First, let me confess: I was attracted to this book because of its cover, nothing more. I didn't hear someone falling over themselves praising it on the radio or anything. The striking depiction of a loteria card featuring a rose caught my eye on the Choice Reads shelf at the library. Upon reading the premise (a series of vignettes based upon each card) I'd decided to give this a go.
Before I go into detail about what is so very wrong with this book, let me give it credit where it is due: Loteria was a very quick read. I finished it in one night, in part because the vignettes mentioned were very short - which I ate up like potato chips, only to get an emotional stomachache from the (unsatisfying, aggravating, idiotic) ending that I unknowingly raced toward.
Let me quote Wendell Ricketts (another reviewer of this book) because he eloquently described some things that I had trouble putting my finger on.
"Luz’s deeply wounded voice quickly begins to grate: for its self-consciousness, for its canny ability to conceal then reveal the brutal detail with studied timing, for its acute awareness of its sustained note of injured innocence." In, say, House on Mango Street, this childlike voice works for a number of reasons because that work has a number of other qualities which redeem it. In this book, however, such a voice ends up oddly adult in a way that feels ever-so-slightly contrived, perhaps best illustrated by the way in which, at the end of one chapter, she describes herself and her sister as "a statue of two girls trying to do the right thing." Her voice, instead of conveying anything resembling the thoughts an actual 11 year old girl, rings of "Older Male Author Imitating What He Thinks an 11 Year Old Girl Would Say" and which ultimately felt.... off.
I want to dress my review up with all sorts of fancy literary explanations of why this book was not well written, but the fact is I just don't like Luz. I don't like the decisions she makes (past and present) and I don't like the way she acts.
I don't like the way it feels as if Luz purposefully tells these intensely tragic things about her life but then at the same time appears to not give two shits about any of it. One could argue that that's just the way abused children can behave, but I didn't relate to her palpable neutrality to her horrors, her thick thick mask that never once cracks. I longed to see a spark somewhere in Luz, really I did. Some flame of her-ness that would serve a defiant shout to all of it. There was nothing. Incidentally, the only character who does volunteer that spark, who tries to call a spade a spade - Estrella - is the one who dies.

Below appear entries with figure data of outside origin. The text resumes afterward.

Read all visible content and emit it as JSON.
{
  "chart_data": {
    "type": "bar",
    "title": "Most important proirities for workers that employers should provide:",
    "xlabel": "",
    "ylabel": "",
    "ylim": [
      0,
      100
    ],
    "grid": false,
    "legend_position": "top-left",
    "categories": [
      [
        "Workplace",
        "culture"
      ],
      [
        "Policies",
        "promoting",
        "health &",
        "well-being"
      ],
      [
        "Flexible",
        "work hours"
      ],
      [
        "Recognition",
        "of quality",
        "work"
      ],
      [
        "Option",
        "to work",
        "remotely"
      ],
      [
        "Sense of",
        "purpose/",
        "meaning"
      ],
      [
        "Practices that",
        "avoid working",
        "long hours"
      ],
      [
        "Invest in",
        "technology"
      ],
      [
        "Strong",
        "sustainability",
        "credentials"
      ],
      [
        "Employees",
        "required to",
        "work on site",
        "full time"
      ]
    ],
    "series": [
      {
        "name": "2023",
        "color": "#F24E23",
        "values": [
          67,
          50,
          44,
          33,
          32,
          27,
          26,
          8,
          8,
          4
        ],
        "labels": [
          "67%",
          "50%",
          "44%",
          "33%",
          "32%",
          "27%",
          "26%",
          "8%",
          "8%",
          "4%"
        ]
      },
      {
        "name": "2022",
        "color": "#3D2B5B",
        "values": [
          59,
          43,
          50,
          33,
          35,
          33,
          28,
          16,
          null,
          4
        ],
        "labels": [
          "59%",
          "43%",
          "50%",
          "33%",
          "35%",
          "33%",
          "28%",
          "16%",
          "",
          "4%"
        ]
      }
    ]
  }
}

And after all is said and done, all the family counselling that steadfastly does NOT happen, Luz apparently chooses to wait for her father to get out of jail so that she may live with him again. I bleakly interpret such an ending to be a reminder of the futility of escaping one's toxic, toxic culture. I wanted to scream, HE'S THE ONE WHO BLAMED YOU FOR BEING SEXUALLY ABUSED! BUT HE'S THE ONE WHO BEAT OVER AND OVER! DO YOU HAVE A HUGE DEATH WISH?? DO YOU THINK HE IS NOT GOING TO BLAME YOU?? Apparently Luz doesn't give two shits about this either. Her attitude is clear in the way she almost makes the decision to go live in Mexico despite repeatedly refusing to speak Spanish throughout the whole book.
I admit that there were points of luminous beauty that shone at times in the book. I appreciate that Luz's father appears broken rather than evil (not all authors can show this.) Zambrano colorfully details this awkward loteria card world of his in all the way that he knows how, which, for a first-time author, is alright.
But when it comes to those moments of "look at this cultural sorrow" marked throughout the book, I'd like to volunteer another quote of Wendell's here. At times I really felt as if Zambrano "...seems to be standing eternally at the reader’s shoulder, whispering 'Isn’t this dreadful? And yet, isn't it poetic? Isn’t it colorful and so very authentically Mexican? Isn’t it beautifully sad?'"
Well, Zambrano, what's more sad is that there also is no redemption for any of these miserable people that I'd read about for the past couple of hours. Congratulations, Luz, you're well on your way to be one of those miserable adults who stuffs your feelings into your back pocket and then wonder why you have bruises and hate your life.
At least the obligatory pedophile cousin's hand gets blown off.